Но всё же, всё же… даже знакомая со множеством хтоноидов, видевшая то, что не укладывалось в рамки человеческого восприятия, она не могла уложить в свой опыт слишком многое из увиденного и перенесённого. Слишком многое было чересчур гротескным, как страшный сон после вечера запойного просмотра фантастических фильмов…
Её дали время переварить случившееся до вечера. Крепкая женщина закончила свою работу, оказавшуюся простого кроя платьем из грубой ткани, в которое насильно переодели Алтею из её лёгкого сарафана. А после…
После словно для ещё большего нагнетения всей той черни, которая щедро обрушилась на неё с момента, как она провалилась слишком глубоко в тень, Тею насильно провели в какой-то зал, где, словно какого-то диковинного зверя - или скорее птицу - заточили в узенькую клетку. Тонкие и очень прочные прутья болезненно врезались в кожу, стоило к ним даже просто прислониться. Чужое, незнакомое и непривычное одеяние, больше пугающее, чем унизительное пленение, и что страшней всего - чужие взгляды, кривление губ, резкие слова, которых не понять, но интонации которых словно бы были похожи на удары наотмашь или плевки в лицо…
Пожалуй, даже там, возле камина, ей было лучше. Там она хотя бы могла забиться в угол, пусть там была весьма условная защита. А здесь… прутья были недостаточно редкими, чтобы выскользнуть -- но вот просунуть руку или палку - вполне. От этого Тень чувствовала себя даже в тяжёлом облачении как будто обнажённой, доступной - и совершенно незащищённой…

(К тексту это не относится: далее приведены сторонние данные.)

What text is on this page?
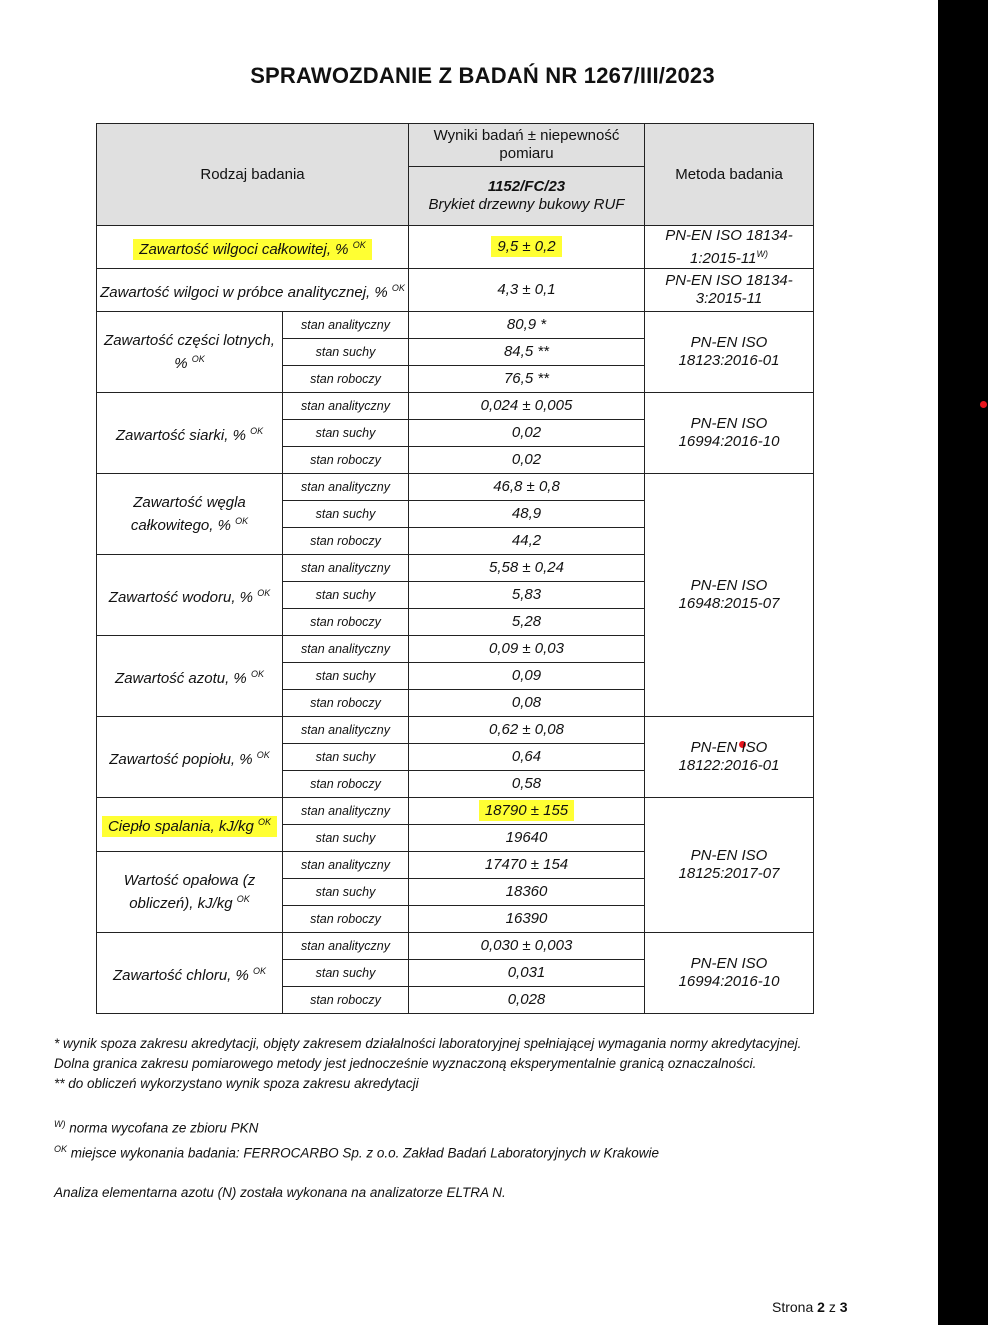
SPRAWOZDANIE Z BADAŃ NR 1267/III/2023
Rodzaj badania		Wyniki badań ± niepewność pomiaru	Metoda badania

		1152/FC/23
Brykiet drzewny bukowy RUF	

Zawartość wilgoci całkowitej, % $^{OK}$		9,5 ± 0,2	PN-EN ISO $18134-1:2015-11^{W)}$
Zawartość wilgoci w próbce analitycznej, % $^{OK}$		4,3 ± 0,1	PN-EN ISO 18134-3:2015-11
Zawartość części lotnych, % $^{OK}$	stan analityczny	80,9 *	PN-EN ISO 18123:2016-01
	stan suchy	84,5 **	
	stan roboczy	76,5 **	
Zawartość siarki, % $^{OK}$	stan analityczny	0,024 ± 0,005	PN-EN ISO 16994:2016-10
	stan suchy	0,02	
	stan roboczy	0,02	
Zawartość węgla całkowitego, % $^{OK}$	stan analityczny	46,8 ± 0,8	PN-EN ISO 16948:2015-07
	stan suchy	48,9	
	stan roboczy	44,2	
Zawartość wodoru, % $^{OK}$	stan analityczny	5,58 ± 0,24	
	stan suchy	5,83	
	stan roboczy	5,28	
Zawartość azotu, % $^{OK}$	stan analityczny	0,09 ± 0,03	
	stan suchy	0,09	
	stan roboczy	0,08	
Zawartość popiołu, % $^{OK}$	stan analityczny	0,62 ± 0,08	PN-EN ISO 18122:2016-01
	stan suchy	0,64	
	stan roboczy	0,58	
Ciepło spalania, kJ/kg $^{OK}$	stan analityczny	18790 ± 155	PN-EN ISO 18125:2017-07
	stan suchy	19640	
Wartość opałowa (z obliczeń), kJ/kg $^{OK}$	stan analityczny	17470 ± 154	
	stan suchy	18360	
	stan roboczy	16390	
Zawartość chloru, % $^{OK}$	stan analityczny	0,030 ± 0,003	PN-EN ISO 16994:2016-10
	stan suchy	0,031	
	stan roboczy	0,028	

* wynik spoza zakresu akredytacji, objęty zakresem działalności laboratoryjnej spełniającej wymagania normy akredytacyjnej.

Dolna granica zakresu pomiarowego metody jest jednocześnie wyznaczoną eksperymentalnie granicą oznaczalności.

** do obliczeń wykorzystano wynik spoza zakresu akredytacji

$^{W)}$ norma wycofana ze zbioru PKN

$^{OK}$ miejsce wykonania badania: FERROCARBO Sp. z o.o. Zakład Badań Laboratoryjnych w Krakowie

Analiza elementarna azotu (N) została wykonana na analizatorze ELTRA N.

Strona 2 z 3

И словно всего этого было мало, её решили дополнительно запугать. Явившийся человек, чуть более чистый, и сильно более пугающий, чем остальные, то ли своим взглядом, то ли какой-то более резкой и властной статью, видно решил наладить контакт с пленницей. И сделал это максимально наглядно.

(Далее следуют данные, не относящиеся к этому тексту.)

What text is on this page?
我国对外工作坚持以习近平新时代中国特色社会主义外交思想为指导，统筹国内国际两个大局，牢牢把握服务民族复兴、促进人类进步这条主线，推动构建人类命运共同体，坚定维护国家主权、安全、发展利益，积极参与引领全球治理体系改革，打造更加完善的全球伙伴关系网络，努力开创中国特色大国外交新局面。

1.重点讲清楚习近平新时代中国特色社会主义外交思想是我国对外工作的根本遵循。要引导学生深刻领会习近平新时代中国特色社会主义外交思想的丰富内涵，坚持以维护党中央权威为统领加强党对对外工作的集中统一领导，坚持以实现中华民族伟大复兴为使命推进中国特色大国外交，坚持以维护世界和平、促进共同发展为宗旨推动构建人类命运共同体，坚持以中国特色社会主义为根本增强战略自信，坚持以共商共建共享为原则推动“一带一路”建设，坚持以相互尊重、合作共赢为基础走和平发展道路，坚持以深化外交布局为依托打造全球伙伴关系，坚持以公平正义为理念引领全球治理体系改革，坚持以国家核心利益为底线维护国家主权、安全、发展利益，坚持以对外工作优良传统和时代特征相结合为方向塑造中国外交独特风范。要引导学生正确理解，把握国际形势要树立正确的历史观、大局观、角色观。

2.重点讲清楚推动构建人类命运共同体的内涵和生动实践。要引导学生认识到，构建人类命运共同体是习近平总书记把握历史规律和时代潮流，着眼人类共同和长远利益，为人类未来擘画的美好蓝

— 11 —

Карие глаза девушки раскрылись в ужасе, пока она смотрела на чудовищную судьбу несчастной птицы. В ответ на выразительный взгляд мужчины она издала только сдавленный стон и ещё сильнее сжалась на полу, прижала колени под самый подбородок, глядя на него блестящими глазами - и в то же время сдерживая слёзы и всхлипы из опасения рассердить способного на подобное человека.
Довольный произведённым эффектом, он кивнул и вышел. Тень же уронила лицо в ладони, в тихом отчаянии гадая, как так могло получиться? За что её?! Что с нею будет?!

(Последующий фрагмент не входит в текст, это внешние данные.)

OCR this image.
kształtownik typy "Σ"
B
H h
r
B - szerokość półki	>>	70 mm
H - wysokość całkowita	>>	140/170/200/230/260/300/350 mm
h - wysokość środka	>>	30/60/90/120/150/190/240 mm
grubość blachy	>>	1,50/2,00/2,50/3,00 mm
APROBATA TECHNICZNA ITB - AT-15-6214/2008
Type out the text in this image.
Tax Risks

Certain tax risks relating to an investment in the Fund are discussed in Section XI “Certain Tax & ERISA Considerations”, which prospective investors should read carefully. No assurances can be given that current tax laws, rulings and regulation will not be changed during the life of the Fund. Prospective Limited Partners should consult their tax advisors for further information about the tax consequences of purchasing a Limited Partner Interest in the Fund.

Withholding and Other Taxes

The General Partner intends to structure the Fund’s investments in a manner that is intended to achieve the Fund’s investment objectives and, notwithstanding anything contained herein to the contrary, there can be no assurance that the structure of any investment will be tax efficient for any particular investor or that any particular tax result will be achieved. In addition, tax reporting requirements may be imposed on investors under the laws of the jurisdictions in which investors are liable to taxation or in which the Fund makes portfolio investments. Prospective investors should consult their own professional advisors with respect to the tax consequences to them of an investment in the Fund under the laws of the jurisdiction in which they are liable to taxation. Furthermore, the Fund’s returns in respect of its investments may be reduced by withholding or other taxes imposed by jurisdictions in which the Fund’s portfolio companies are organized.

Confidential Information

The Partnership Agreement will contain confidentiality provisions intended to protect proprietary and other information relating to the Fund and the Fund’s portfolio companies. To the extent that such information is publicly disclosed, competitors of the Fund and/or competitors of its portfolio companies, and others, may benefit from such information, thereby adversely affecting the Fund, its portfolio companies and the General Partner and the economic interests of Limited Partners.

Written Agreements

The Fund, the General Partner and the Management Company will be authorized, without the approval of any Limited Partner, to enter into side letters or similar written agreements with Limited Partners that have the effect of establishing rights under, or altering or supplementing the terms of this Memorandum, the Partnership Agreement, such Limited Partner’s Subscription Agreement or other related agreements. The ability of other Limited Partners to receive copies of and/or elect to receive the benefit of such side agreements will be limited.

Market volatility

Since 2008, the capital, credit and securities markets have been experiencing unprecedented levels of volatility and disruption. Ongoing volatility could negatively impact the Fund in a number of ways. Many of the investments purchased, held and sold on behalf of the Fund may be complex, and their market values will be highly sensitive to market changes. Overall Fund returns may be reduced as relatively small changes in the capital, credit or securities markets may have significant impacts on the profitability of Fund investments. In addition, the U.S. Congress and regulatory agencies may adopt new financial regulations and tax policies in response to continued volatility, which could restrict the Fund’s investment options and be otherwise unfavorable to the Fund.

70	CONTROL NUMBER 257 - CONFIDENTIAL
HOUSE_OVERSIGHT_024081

“Господи… пожалуйста… хоть кто-нибудь, спасите… Сестра… Рэйчел… пожалуйста… Хэд, найди меня, спаси…”
Она просидела в недвижности в таком положении, не замечая ничего вокруг, пока не услышала тихое покашливание. Испуганно вскинула глаза с дрожащими ресницами - и обнаружила уже не мага, но девушку, в которой впрочем находилось что-то из его требовательной пристальности во взгляде и решительности человека, находящегося вправе относиться к пленнице подобным образом. Эта твёрдость и яркая косметика, отметившая длинные ресницы и ярко-напомаженные губы, озадачила Тею, попытавшуюся определить её возраст. Вроде не очень высокая, стройная, даже худоватая - если не щуплая, но в более ярких и эффектных одеяниях, нежели одежда на самой Тее. Девушка держалась столь прямо, что, во-первых, в том казалась некоторая искуственность или напряжённость, а с другой - было отчётливо видно, насколько не оформилась ещё её угловатая и не лишённая детскости фигура.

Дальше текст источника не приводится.